I took another cue card and wrote,
My relationship with my mother is what it is today because of a million reasons and events that have happened up until this point.
This statement was particularly liberating, it freed me from the feeling of responsibility and weakened the guilt-induced drive to mend any rifts in our relationship. Rifts she caused with her criticism and constant trampling of my boundaries. I put the cards away in my desk drawer and went looking for Olivia.
“Livvy? Little bird, you want to go swimming with Mommy and Auntie Bex?”
“Now?” her voice came from the direction of her bedroom.
“Leaving in an hour. What do you think?”
“Can I bring my mermaid tail?”
Bex bought her and Amelie ridiculously sparkly lycra tails with giant flippers. Olivia swam like a little fish in it. Wearing it, she was impossibly charming.
“Yes, you can bring your tail.”
“Okay, then.”
I let Bex know we’d meet her at the pool and went about the hour-long procedure of extracting Olivia from the house.
At the pool, the warm water soothed us both. I took pictures and videos of Olivia swimming in her tail and sent them to Zale at work. He missed her during his long days, and he loved to see her out and about. Bex and I put in our laps early and were now treading water in the deep end, our laughter making it more difficult than it needed to be.
“Anyway, then Cole walks in and now they’re both standing there in our bedroom doorway asking Rhys why he’s lying on top of me. Rhys is trying desperately to cover our sides with the blankets and keep his bare ass covered at the same time. He can’t get up because he’s got a massive erection, which was still inside me by the way,but believe me when I tell you, he was losing it fast, and Amelie takes a step toward us. He starts yelling like we’ve got some sort of plague and startles her so bad she starts to cry.”
Bex choked with laughter to the point it was hard to make out all her words, and I could barely breathe. All the old biddies in the pool were glancing at us, half looking scandalized, half smiling, probably reliving similar situations in their memories, and Bex was too loud by half.
She continued. “So, the dogs hear the racket and run in, barking their high-pitched barks, and Rhys just drops his head on my shoulder and we both start shaking with laughter.” She took a breath. “Then Cole, God bless him, says, ‘Are you guys having private fun?’ Rhys meets his eyes with such relief and says, ‘Yes, son.” Cole gets this mini-Rhys smirk on his face, takes his sister’s hand, and leaves the room.” She wiped her eyes. “I don’t even know what he knows but he knows something.”
“He’s Rhys’s son.
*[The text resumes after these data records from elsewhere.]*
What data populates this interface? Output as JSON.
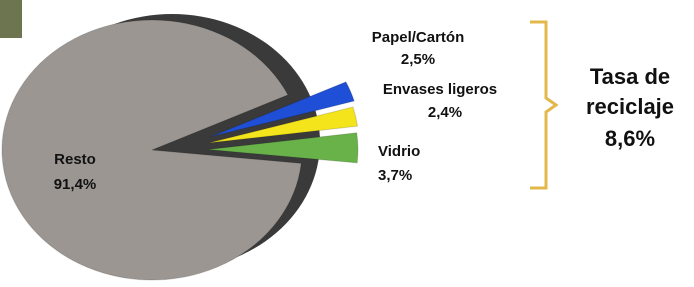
{
  "chart_data": {
    "type": "pie",
    "categories": [
      "Resto",
      "Papel/Cartón",
      "Envases ligeros",
      "Vidrio"
    ],
    "values": [
      91.4,
      2.5,
      2.4,
      3.7
    ],
    "value_labels": [
      "91,4%",
      "2,5%",
      "2,4%",
      "3,7%"
    ],
    "colors": [
      "#9b9692",
      "#1f4fd6",
      "#f3e41c",
      "#69b24a"
    ],
    "annotation": [
      "Tasa de",
      "reciclaje",
      "8,6%"
    ]
  }
}
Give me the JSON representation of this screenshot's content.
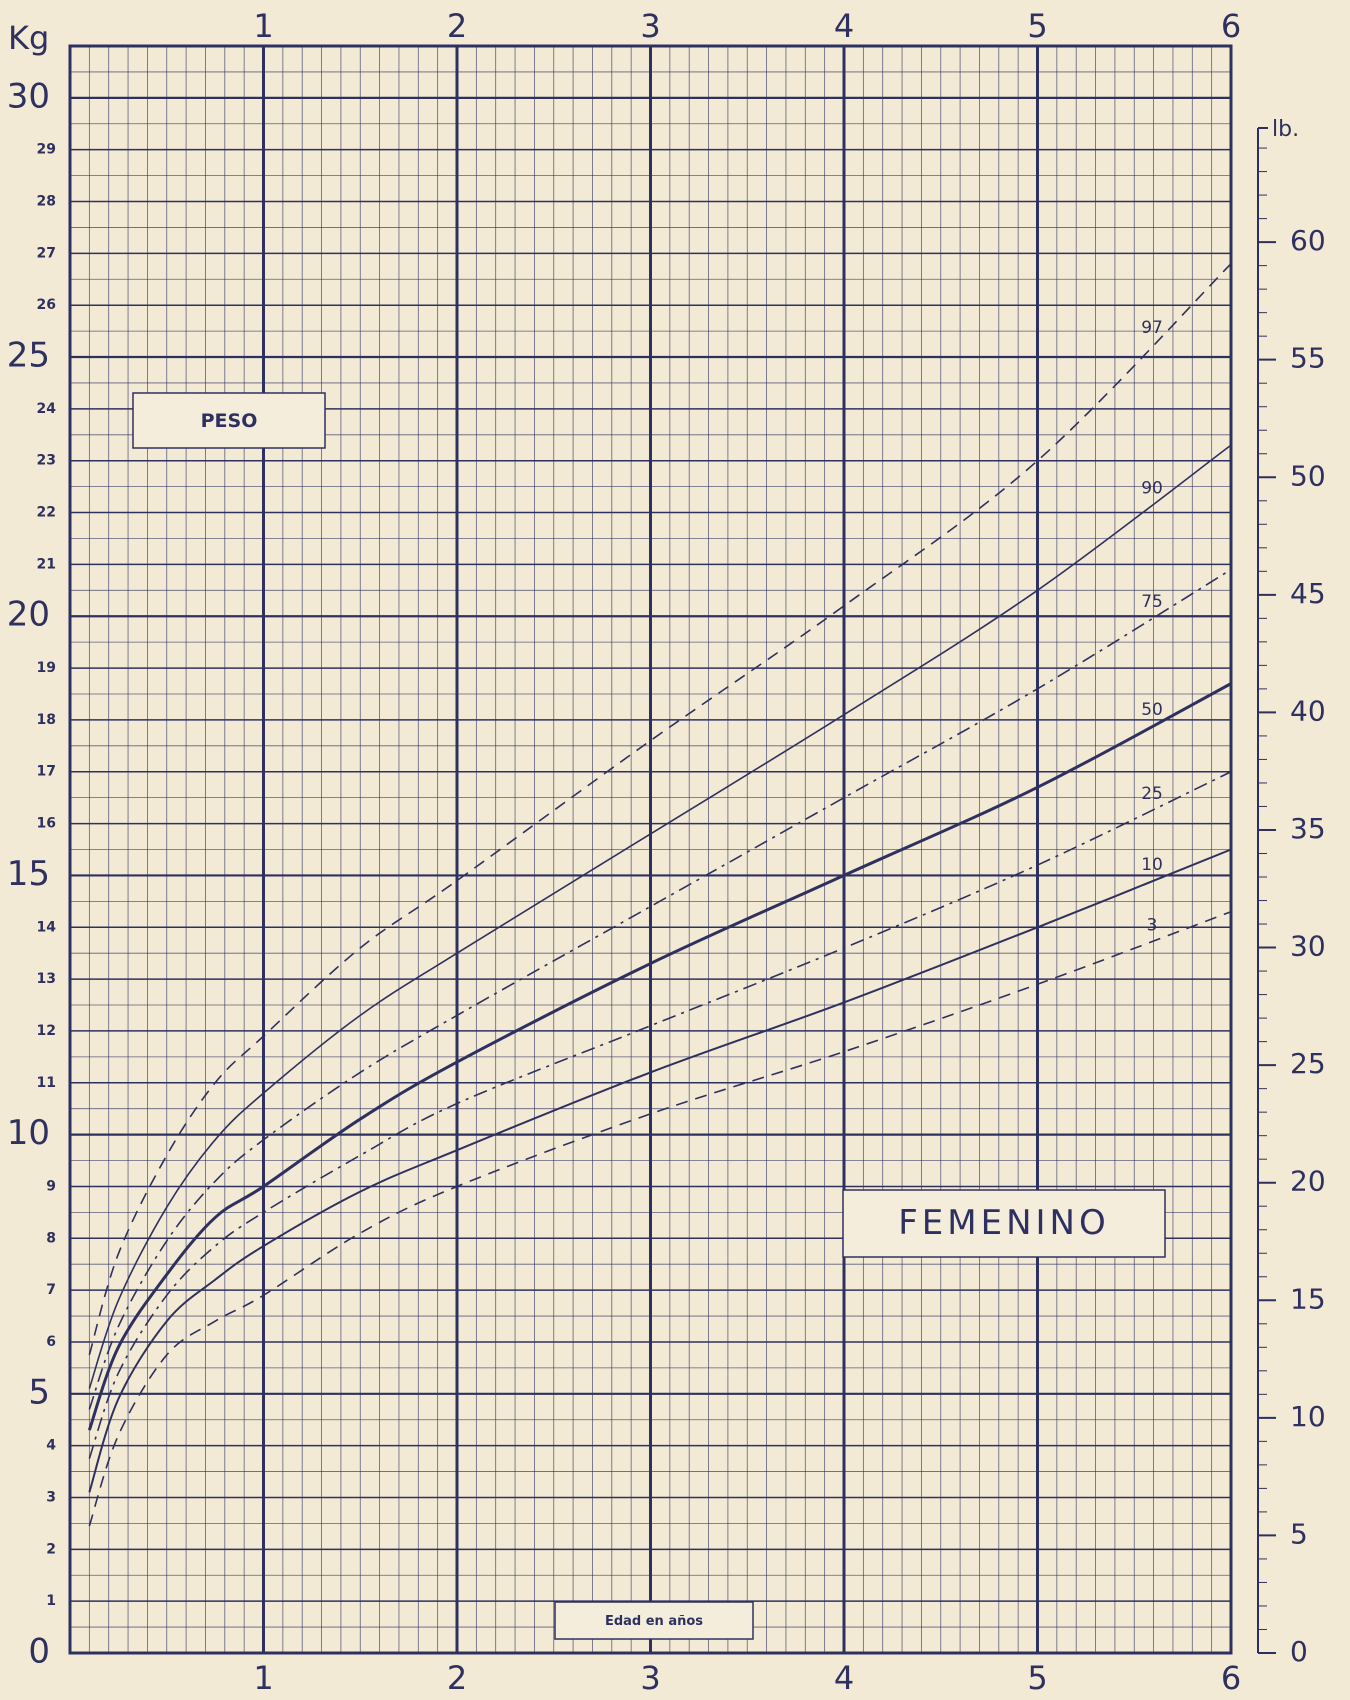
{
  "chart_data": {
    "type": "line",
    "y_axis_label": "Kg",
    "y2_axis_label": "lb.",
    "title": "PESO",
    "subtitle": "FEMENINO",
    "x_axis_label": "Edad en años",
    "x": [
      0.1,
      0.25,
      0.5,
      0.75,
      1,
      1.5,
      2,
      3,
      4,
      5,
      6
    ],
    "series": [
      {
        "name": "97",
        "color": "#2e3160",
        "dash": "dashed",
        "width": 1.6,
        "values": [
          5.75,
          7.7,
          9.6,
          11.0,
          11.9,
          13.6,
          14.9,
          17.6,
          20.2,
          23.0,
          26.8
        ]
      },
      {
        "name": "90",
        "color": "#2e3160",
        "dash": "solid",
        "width": 1.6,
        "values": [
          5.1,
          6.8,
          8.6,
          9.9,
          10.8,
          12.3,
          13.5,
          15.8,
          18.1,
          20.5,
          23.3
        ]
      },
      {
        "name": "75",
        "color": "#2e3160",
        "dash": "dashdot",
        "width": 1.6,
        "values": [
          4.7,
          6.3,
          7.95,
          9.1,
          9.9,
          11.2,
          12.3,
          14.4,
          16.5,
          18.6,
          20.9
        ]
      },
      {
        "name": "50",
        "color": "#2e3160",
        "dash": "solid",
        "width": 3,
        "values": [
          4.3,
          5.9,
          7.3,
          8.4,
          9.0,
          10.3,
          11.4,
          13.3,
          15.0,
          16.7,
          18.7
        ]
      },
      {
        "name": "25",
        "color": "#2e3160",
        "dash": "dashdot",
        "width": 1.6,
        "values": [
          3.75,
          5.4,
          6.9,
          7.85,
          8.5,
          9.6,
          10.6,
          12.1,
          13.6,
          15.2,
          17.0
        ]
      },
      {
        "name": "10",
        "color": "#2e3160",
        "dash": "solid",
        "width": 2,
        "values": [
          3.1,
          4.9,
          6.4,
          7.2,
          7.85,
          8.9,
          9.7,
          11.2,
          12.55,
          14.0,
          15.5
        ]
      },
      {
        "name": "3",
        "color": "#2e3160",
        "dash": "dashed",
        "width": 1.6,
        "values": [
          2.45,
          4.2,
          5.75,
          6.4,
          6.9,
          8.1,
          9.0,
          10.4,
          11.6,
          12.9,
          14.3
        ]
      }
    ],
    "xlim": [
      0,
      6
    ],
    "xticks": [
      1,
      2,
      3,
      4,
      5,
      6
    ],
    "ylim": [
      0,
      31
    ],
    "yticks": [
      0,
      1,
      2,
      3,
      4,
      5,
      6,
      7,
      8,
      9,
      10,
      11,
      12,
      13,
      14,
      15,
      16,
      17,
      18,
      19,
      20,
      21,
      22,
      23,
      24,
      25,
      26,
      27,
      28,
      29,
      30
    ],
    "y2lim": [
      0,
      68.34
    ],
    "y2ticks": [
      0,
      5,
      10,
      15,
      20,
      25,
      30,
      35,
      40,
      45,
      50,
      55,
      60
    ],
    "grid": true,
    "grid_minor_x": 0.1,
    "grid_minor_y": 0.5
  }
}
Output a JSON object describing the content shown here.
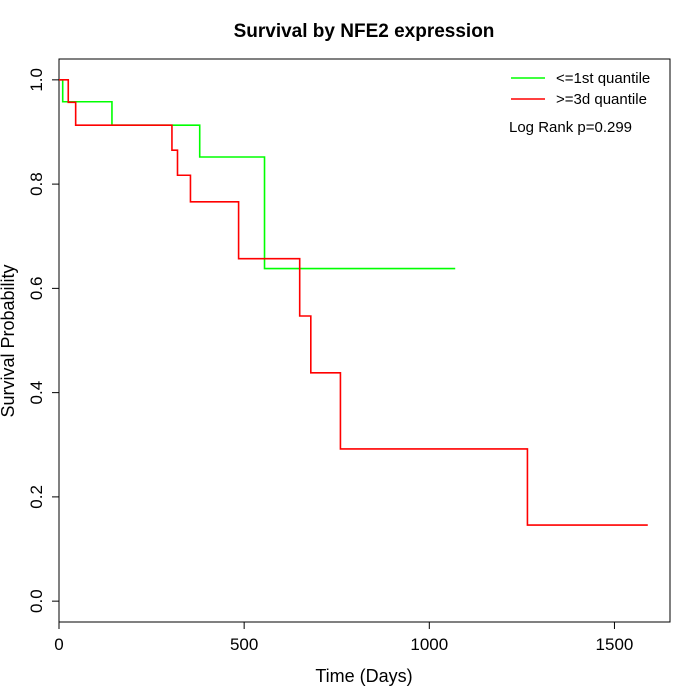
{
  "chart_data": {
    "type": "line",
    "title": "Survival by NFE2 expression",
    "xlabel": "Time (Days)",
    "ylabel": "Survival Probability",
    "xlim": [
      0,
      1650
    ],
    "ylim": [
      -0.04,
      1.04
    ],
    "x_ticks": [
      0,
      500,
      1000,
      1500
    ],
    "y_ticks": [
      0.0,
      0.2,
      0.4,
      0.6,
      0.8,
      1.0
    ],
    "x_tick_labels": [
      "0",
      "500",
      "1000",
      "1500"
    ],
    "y_tick_labels": [
      "0.0",
      "0.2",
      "0.4",
      "0.6",
      "0.8",
      "1.0"
    ],
    "grid": false,
    "legend_position": "top-right",
    "annotation": "Log Rank p=0.299",
    "series": [
      {
        "name": "<=1st quantile",
        "color": "#00ff00",
        "step": true,
        "x": [
          0,
          10,
          143,
          380,
          555,
          1070
        ],
        "y": [
          1.0,
          0.958,
          0.913,
          0.852,
          0.638,
          0.638
        ]
      },
      {
        "name": ">=3d quantile",
        "color": "#ff0000",
        "step": true,
        "x": [
          0,
          25,
          45,
          305,
          320,
          355,
          485,
          650,
          680,
          760,
          1265,
          1590
        ],
        "y": [
          1.0,
          0.957,
          0.913,
          0.865,
          0.817,
          0.766,
          0.657,
          0.547,
          0.438,
          0.292,
          0.146,
          0.146
        ]
      }
    ]
  }
}
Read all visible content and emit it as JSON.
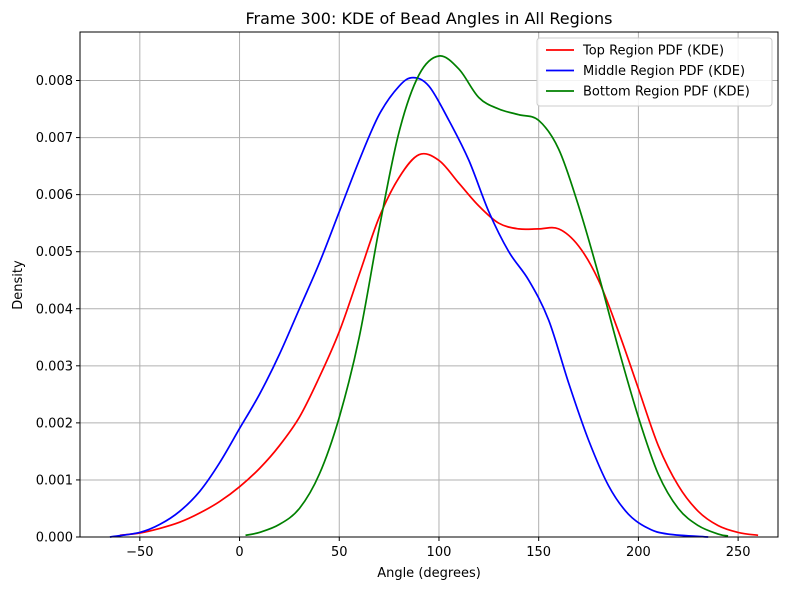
{
  "chart_data": {
    "type": "line",
    "title": "Frame 300: KDE of Bead Angles in All Regions",
    "xlabel": "Angle (degrees)",
    "ylabel": "Density",
    "xlim": [
      -80,
      270
    ],
    "ylim": [
      0,
      0.00885
    ],
    "xticks": [
      -50,
      0,
      50,
      100,
      150,
      200,
      250
    ],
    "xtick_labels": [
      "−50",
      "0",
      "50",
      "100",
      "150",
      "200",
      "250"
    ],
    "yticks": [
      0,
      0.001,
      0.002,
      0.003,
      0.004,
      0.005,
      0.006,
      0.007,
      0.008
    ],
    "ytick_labels": [
      "0.000",
      "0.001",
      "0.002",
      "0.003",
      "0.004",
      "0.005",
      "0.006",
      "0.007",
      "0.008"
    ],
    "grid": true,
    "legend_position": "top-right",
    "series": [
      {
        "name": "Top Region PDF (KDE)",
        "color": "#ff0000",
        "points": [
          [
            -60,
            3e-05
          ],
          [
            -50,
            7e-05
          ],
          [
            -40,
            0.00015
          ],
          [
            -30,
            0.00026
          ],
          [
            -20,
            0.00042
          ],
          [
            -10,
            0.00062
          ],
          [
            0,
            0.00088
          ],
          [
            10,
            0.0012
          ],
          [
            20,
            0.0016
          ],
          [
            30,
            0.0021
          ],
          [
            40,
            0.0028
          ],
          [
            50,
            0.0036
          ],
          [
            60,
            0.0046
          ],
          [
            70,
            0.0056
          ],
          [
            80,
            0.0063
          ],
          [
            90,
            0.0067
          ],
          [
            100,
            0.0066
          ],
          [
            110,
            0.0062
          ],
          [
            120,
            0.0058
          ],
          [
            130,
            0.0055
          ],
          [
            140,
            0.0054
          ],
          [
            150,
            0.0054
          ],
          [
            160,
            0.0054
          ],
          [
            170,
            0.0051
          ],
          [
            180,
            0.0045
          ],
          [
            190,
            0.0036
          ],
          [
            200,
            0.0026
          ],
          [
            210,
            0.0016
          ],
          [
            220,
            0.0009
          ],
          [
            230,
            0.00045
          ],
          [
            240,
            0.0002
          ],
          [
            250,
            8e-05
          ],
          [
            260,
            3e-05
          ]
        ]
      },
      {
        "name": "Middle Region PDF (KDE)",
        "color": "#0000ff",
        "points": [
          [
            -65,
            0.0
          ],
          [
            -50,
            8e-05
          ],
          [
            -40,
            0.00022
          ],
          [
            -30,
            0.00045
          ],
          [
            -20,
            0.0008
          ],
          [
            -10,
            0.0013
          ],
          [
            0,
            0.0019
          ],
          [
            10,
            0.0025
          ],
          [
            20,
            0.0032
          ],
          [
            30,
            0.004
          ],
          [
            40,
            0.0048
          ],
          [
            50,
            0.0057
          ],
          [
            60,
            0.0066
          ],
          [
            70,
            0.0074
          ],
          [
            80,
            0.0079
          ],
          [
            87,
            0.00805
          ],
          [
            95,
            0.0079
          ],
          [
            105,
            0.0073
          ],
          [
            115,
            0.0066
          ],
          [
            125,
            0.0057
          ],
          [
            135,
            0.005
          ],
          [
            145,
            0.0045
          ],
          [
            155,
            0.0038
          ],
          [
            165,
            0.0027
          ],
          [
            175,
            0.0017
          ],
          [
            185,
            0.0009
          ],
          [
            195,
            0.0004
          ],
          [
            205,
            0.00015
          ],
          [
            215,
            5e-05
          ],
          [
            235,
            0.0
          ]
        ]
      },
      {
        "name": "Bottom Region PDF (KDE)",
        "color": "#008000",
        "points": [
          [
            3,
            3e-05
          ],
          [
            10,
            8e-05
          ],
          [
            20,
            0.00022
          ],
          [
            30,
            0.0005
          ],
          [
            40,
            0.0011
          ],
          [
            50,
            0.0021
          ],
          [
            60,
            0.0035
          ],
          [
            70,
            0.0054
          ],
          [
            80,
            0.0071
          ],
          [
            90,
            0.0081
          ],
          [
            100,
            0.00843
          ],
          [
            110,
            0.0082
          ],
          [
            120,
            0.0077
          ],
          [
            130,
            0.0075
          ],
          [
            140,
            0.0074
          ],
          [
            150,
            0.0073
          ],
          [
            160,
            0.0068
          ],
          [
            170,
            0.0058
          ],
          [
            180,
            0.0046
          ],
          [
            190,
            0.0033
          ],
          [
            200,
            0.0021
          ],
          [
            210,
            0.0011
          ],
          [
            220,
            0.0005
          ],
          [
            230,
            0.0002
          ],
          [
            240,
            5e-05
          ],
          [
            245,
            2e-05
          ]
        ]
      }
    ]
  }
}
He was born with the knowledge. I’m sure of it.”
It felt so good to laugh, happiness bubbled and popped inside me. Bex’s face was red from embarrassment and laughter.
“So, what happened with Amelie?”
Bex smiled big again. “Rhys and I went to her afterwards and he started to say something to her. She holds up her little hand in a stop sign and says, ‘No, Dad, just no. This is Mom’s job.’ I nearlyswallowed my tongue, and the look of joy, I mean, pure joy, on Rhys’ face when he turned to look at me was comical.”
“Did you talk to her?”
“I started to, but she just says, ‘Cole told me. It’s all good.’ I still don’t know what they know but I imagine we’re going to have to explain a few things, age appropriate of course, and set up some boundaries, like, don’t pick the lock on mommy and daddy’s bedroom door!”
I smiled at her happiness. “I’m happy for you, Bex.”
“I’m happy for me, too.” She studied me suddenly. “Now, how about you? How are you doing?”